Il y a peu d’exercice plus difficile que celui de parler d’une guerre. Alors quand cette guerre est celle de l’indépendance du Cameroun, c’est encore plus périlleux ; fondatrice de l’État, cette période est aujourd’hui encore niée par les gouvernements concernés, que ce soit la France ou le Cameroun. C’est à ce tabou que Max Lobe s’est intéressé dans son dernier roman, dont le nom Confidences semble un clin d’œil à des secrets bien gardés…
Un conflit désavoué
Afin de mieux comprendre la portée de ce livre, il nous faut revenir brièvement sur les événements survenus au Cameroun au milieu des années 50. Après la Seconde Guerre Mondiale, un vent d’indépendance souffle sur l’ensemble des colonies ; au Cameroun celui-ci est porté par l’Union des Populations du Cameroun (UPC). Ce parti est interdit en 1955 après différentes manifestations violemment réprimées. La situation finit de dégénérer fin 1956 lorsqu’un conflit armé éclate, opposant les partisans de l’UPC et l’armée française qui exerçait alors une tutelle sur le Cameroun. Les combats dureront officiellement jusqu’en 1962 (l’indépendance est proclamée en 1960) mais les répressions à l’encontre des partisans de l’UPC persisteront pendant encore au moins 10 ans.

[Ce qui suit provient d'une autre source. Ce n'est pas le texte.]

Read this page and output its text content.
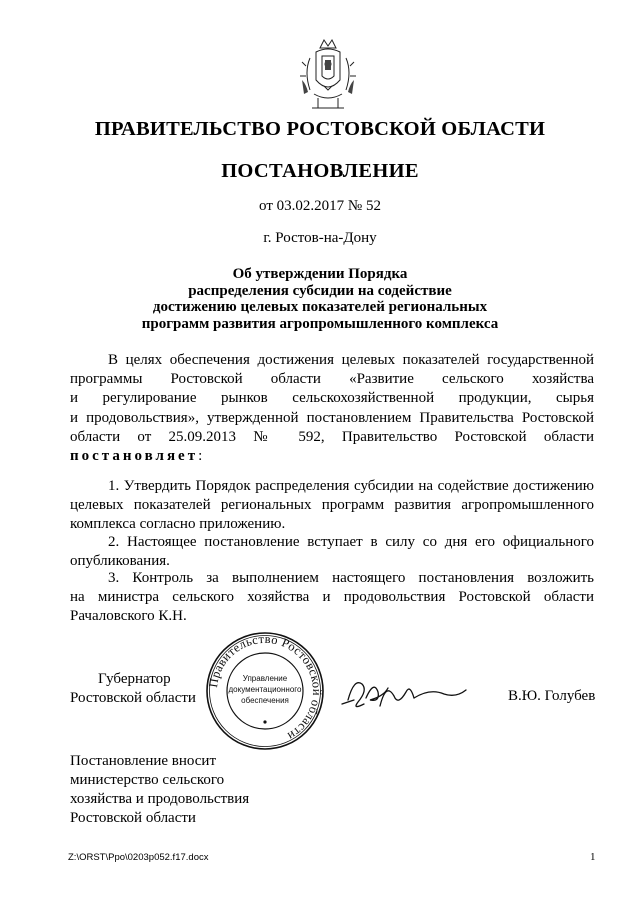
ПРАВИТЕЛЬСТВО РОСТОВСКОЙ ОБЛАСТИ
ПОСТАНОВЛЕНИЕ
от 03.02.2017 № 52
г. Ростов-на-Дону
Об утверждении Порядка
распределения субсидии на содействие
достижению целевых показателей региональных
программ развития агропромышленного комплекса
В целях обеспечения достижения целевых показателей государственной
программы Ростовской области «Развитие сельского хозяйства
и регулирование рынков сельскохозяйственной продукции, сырья
и продовольствия», утвержденной постановлением Правительства Ростовской
области от 25.09.2013 № 592, Правительство Ростовской области
постановляет:
1. Утвердить Порядок распределения субсидии на содействие достижению
целевых показателей региональных программ развития агропромышленного
комплекса согласно приложению.
2. Настоящее постановление вступает в силу со дня его официального
опубликования.
3. Контроль за выполнением настоящего постановления возложить
на министра сельского хозяйства и продовольствия Ростовской области
Рачаловского К.Н.
Губернатор
Ростовской области
Правительство Ростовской области
Управление
документационного
обеспечения	В.Ю. Голубев
Постановление вносит
министерство сельского
хозяйства и продовольствия
Ростовской области
Z:\ORST\Ppo\0203p052.f17.docx	1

Max Lobe a donc décidé de nous parler de ce conflit au travers du personnage de Ma Maliga, qu’il rejoint dans le but d’en apprendre plus sur les événements allant de la montée de l’UPC jusqu’à la mort de Um Nyobé (dit Mpodol – le porte parole), son plus fameux dirigeant. Ce roman n’est donc pas uniquement centré sur la personne fascinante du père de l’indépendance mais bien sur une femme qui a vu l’éclosion d’une volonté d’émancipation et les répercussions qu’elle causera. A travers elle, on apprend le quotidien dans un village, les rapports humains, les désaccords tout autant que la violence, la peur et le courage.

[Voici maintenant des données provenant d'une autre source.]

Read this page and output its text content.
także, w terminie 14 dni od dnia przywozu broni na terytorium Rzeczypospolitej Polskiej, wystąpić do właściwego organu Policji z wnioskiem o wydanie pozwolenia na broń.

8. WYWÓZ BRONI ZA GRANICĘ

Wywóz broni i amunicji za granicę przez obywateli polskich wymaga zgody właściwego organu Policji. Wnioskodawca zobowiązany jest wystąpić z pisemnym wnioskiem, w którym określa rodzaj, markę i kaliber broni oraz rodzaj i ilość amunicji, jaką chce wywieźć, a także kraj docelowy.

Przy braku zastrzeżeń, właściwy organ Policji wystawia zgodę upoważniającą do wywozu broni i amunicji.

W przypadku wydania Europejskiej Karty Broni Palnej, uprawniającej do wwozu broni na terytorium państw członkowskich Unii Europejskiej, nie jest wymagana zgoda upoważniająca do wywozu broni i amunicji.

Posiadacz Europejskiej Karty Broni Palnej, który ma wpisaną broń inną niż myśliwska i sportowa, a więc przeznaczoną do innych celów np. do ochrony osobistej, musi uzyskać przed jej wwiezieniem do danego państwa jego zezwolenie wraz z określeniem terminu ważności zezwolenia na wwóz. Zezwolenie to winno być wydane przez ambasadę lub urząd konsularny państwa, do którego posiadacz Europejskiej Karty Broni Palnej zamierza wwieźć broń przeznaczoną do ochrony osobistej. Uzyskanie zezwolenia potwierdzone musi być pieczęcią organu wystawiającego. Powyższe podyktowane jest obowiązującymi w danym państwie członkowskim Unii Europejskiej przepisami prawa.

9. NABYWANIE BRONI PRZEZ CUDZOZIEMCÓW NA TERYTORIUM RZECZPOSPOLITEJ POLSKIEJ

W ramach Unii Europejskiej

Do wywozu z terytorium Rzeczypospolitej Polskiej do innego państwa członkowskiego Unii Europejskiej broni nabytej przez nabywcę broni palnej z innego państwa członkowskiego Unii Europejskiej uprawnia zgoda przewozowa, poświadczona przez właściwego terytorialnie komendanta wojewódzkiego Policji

Une mise en scène efficace
Afin de nous présenter des événements souvent tragiques et difficiles, Max Lobe use de plusieurs techniques. Tout d’abord très peu de dialogues lorsque Ma Maliga parle, uniquement lorsque elle se souvient de certains moments de la guerre. Hormis lors de ses souvenirs, elle est seule à parler, à la fois par aînesse mais aussi par respect pour son passé. Ensuite, l’écriture en elle-même : on ressent une volonté de faire transparaitre des spécificités de langage au travers notamment de certaines expressions ce qui apporte une ambiance particulière qui nous transporte immédiatement dans un environnement. Enfin le sujet abordé est non seulement compliqué mais surtout très dur ; afin d’alléger la lecture, Max Lobe choisit de faire du matango un élément récurrent du livre. Le matango c’est un vin de palme, qui va peu à peu enivrer les deux interlocuteurs.

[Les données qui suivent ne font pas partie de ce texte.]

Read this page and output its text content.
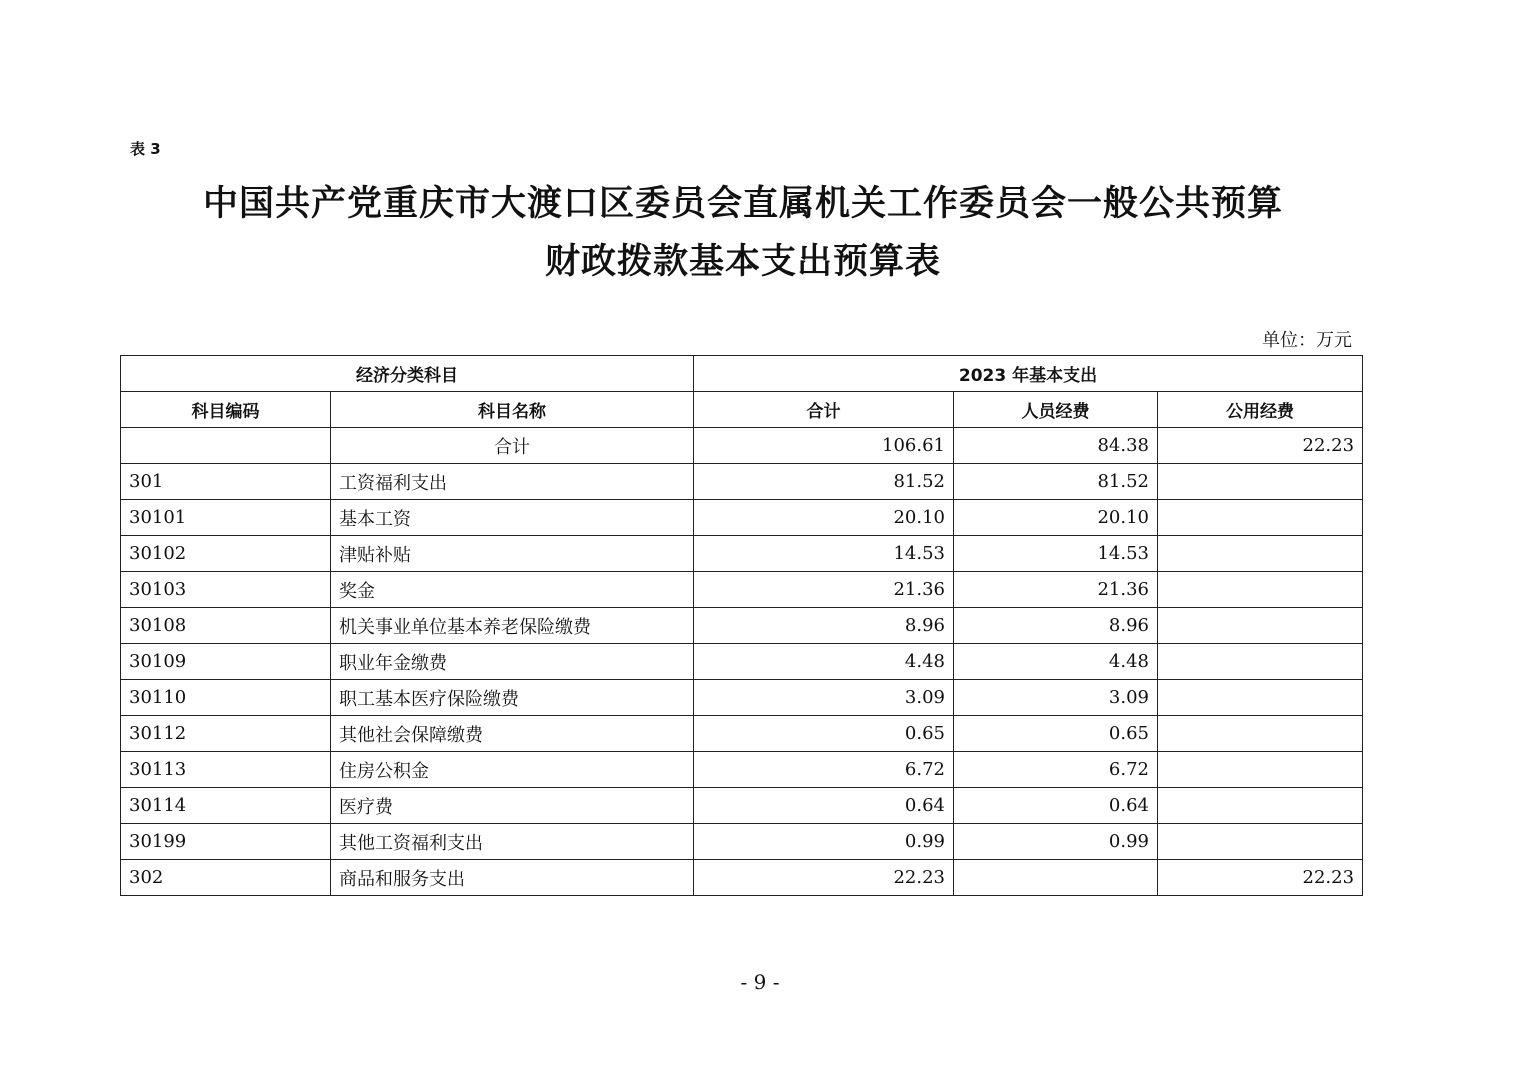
表 3
中国共产党重庆市大渡口区委员会直属机关工作委员会一般公共预算
财政拨款基本支出预算表
单位：万元
经济分类科目		2023 年基本支出		
科目编码	科目名称	合计	人员经费	公用经费
	合计	106.61	84.38	22.23
301	工资福利支出	81.52	81.52	
30101	基本工资	20.10	20.10	
30102	津贴补贴	14.53	14.53	
30103	奖金	21.36	21.36	
30108	机关事业单位基本养老保险缴费	8.96	8.96	
30109	职业年金缴费	4.48	4.48	
30110	职工基本医疗保险缴费	3.09	3.09	
30112	其他社会保障缴费	0.65	0.65	
30113	住房公积金	6.72	6.72	
30114	医疗费	0.64	0.64	
30199	其他工资福利支出	0.99	0.99	
302	商品和服务支出	22.23		22.23
- 9 -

L’histoire aide le présent
Max Lobe est né au Cameroun en 1986 et va y grandir jusqu’à ses 18 ans, âge auquel il vient en Europe pour ses études. Il vit à Genève depuis 10 ans, collaborant avec des médias locaux pour aborder des sujets aussi divers que l’accueil des migrants en Suisse, la littérature africaine… Dans Confidences, il ne fait pas qu’évoquer la guerre d’indépendance cachée puisque les paroles de Ma Maliga sont entrecoupées de courtes séquences dans lesquelles l’auteur parle de son retour au Cameroun, de son appréhension du pays. Il aborde donc l’autre question complexe du rapport à la terre, à l’identité et au sentiment d’appartenance. Si au début du livre l’auteur n’a pas de réaction particulière à son voyage au Cameroun, très vite la question « c’est quoi être Africain ? » lui est posé par un proche ; tout au long du livre on découvre la difficulté de cette question et surtout celle de sa réponse. L’auteur est poussé à explorer son ressenti au travers de ses découvertes concernant l’histoire du Cameroun.
Sans concessions et sans parti pris, Confidences est une grande épopée au cœur d’une guerre méconnue. Mais c’est aussi un chemin de réflexion pour un homme concernant son identité et son rapport à l’histoire de son pays. Max Lobe nous propose ici un beau livre, drôle et instructif.